Unfortunately I used bandwidth informally (how most people use it), to mean something measured in bits per second, not Hertz.

You're absolutely right that SNR plays a role. But I don't see why you need to map to symbols.


Calculating Shannon entropy does rely on the symbolic alphabet and its probabilities of occurrance (see Wikipedia on Shannon entropy); however, I don't know how bandwidth is calculated. What makes you think it is as fundamental as temperature? One thing I know is that thermodynamic entropy has never been fully commensurated with information entropy -- unless someone has a ref otherwise.

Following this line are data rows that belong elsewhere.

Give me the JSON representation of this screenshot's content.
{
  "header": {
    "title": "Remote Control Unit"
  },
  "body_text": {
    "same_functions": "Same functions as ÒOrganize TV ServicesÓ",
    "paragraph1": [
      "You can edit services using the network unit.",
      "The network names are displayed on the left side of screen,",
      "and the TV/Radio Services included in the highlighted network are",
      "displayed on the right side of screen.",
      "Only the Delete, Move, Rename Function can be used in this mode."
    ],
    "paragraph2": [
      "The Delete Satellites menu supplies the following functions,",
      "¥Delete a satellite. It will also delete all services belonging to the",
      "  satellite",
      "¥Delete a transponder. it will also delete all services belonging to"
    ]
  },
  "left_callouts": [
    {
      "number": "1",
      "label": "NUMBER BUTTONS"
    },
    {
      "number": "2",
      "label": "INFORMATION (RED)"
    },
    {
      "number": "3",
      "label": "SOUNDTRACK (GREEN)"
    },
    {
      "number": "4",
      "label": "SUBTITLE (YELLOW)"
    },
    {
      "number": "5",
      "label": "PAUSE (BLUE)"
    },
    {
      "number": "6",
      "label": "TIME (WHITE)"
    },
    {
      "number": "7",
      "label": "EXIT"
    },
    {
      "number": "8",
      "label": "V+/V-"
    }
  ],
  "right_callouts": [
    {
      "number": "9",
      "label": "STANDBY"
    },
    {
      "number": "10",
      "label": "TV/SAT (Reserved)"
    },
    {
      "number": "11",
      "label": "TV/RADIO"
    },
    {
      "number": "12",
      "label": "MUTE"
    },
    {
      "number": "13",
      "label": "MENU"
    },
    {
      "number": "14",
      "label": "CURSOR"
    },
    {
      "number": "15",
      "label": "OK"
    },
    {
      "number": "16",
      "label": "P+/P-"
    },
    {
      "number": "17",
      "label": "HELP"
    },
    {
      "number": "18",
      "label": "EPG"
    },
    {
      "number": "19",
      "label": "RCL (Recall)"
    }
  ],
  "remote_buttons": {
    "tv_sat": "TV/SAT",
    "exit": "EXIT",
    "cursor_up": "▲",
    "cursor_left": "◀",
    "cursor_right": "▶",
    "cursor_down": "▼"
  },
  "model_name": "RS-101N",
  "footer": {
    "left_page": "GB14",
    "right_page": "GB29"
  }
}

Dialup internet did exceed 30kbps -- and that's because the bandwidth of the channel (the copper wire) was not the limiter. That's why DSL works and can in theory reach 1 gbps (https://en.m.wikipedia.org/wiki/Digital_subscriber_line)

I believe it is the channel plus the receiving mechanism plus the sending mechanism plus the encoding mechanism that determine the bandwidth. I am not asserting this, but that is my understanding.


Dial up internet used an analog transfer domain to encode the information. DSL does not, and is an entirely different technology (and is not 'dial-up').

56kbps modems and the like relied on digital telephone lines. I'm not sure where the 30kbps number comes from though - earlier pre-digital modems did go faster than that. Although you could argue those were 'pre-internet' as well...


Wait, but that's my whole point -- it's the same channel, but higher bandwidth.


If you're defining the 'channel' as 'local copper pair', then, sure?

But the other end of the local copper pair switched and became digital, which changes the channel in my eyes at least. There was then a series of bandwidth increases in the digital realm, giving significantly more efficient and effective use of the channel.


It's not the same channel, because DSL requires equipment fairly close to the subscriber. You can't transmit DSL on telephone utility poles for miles, like you can dialup.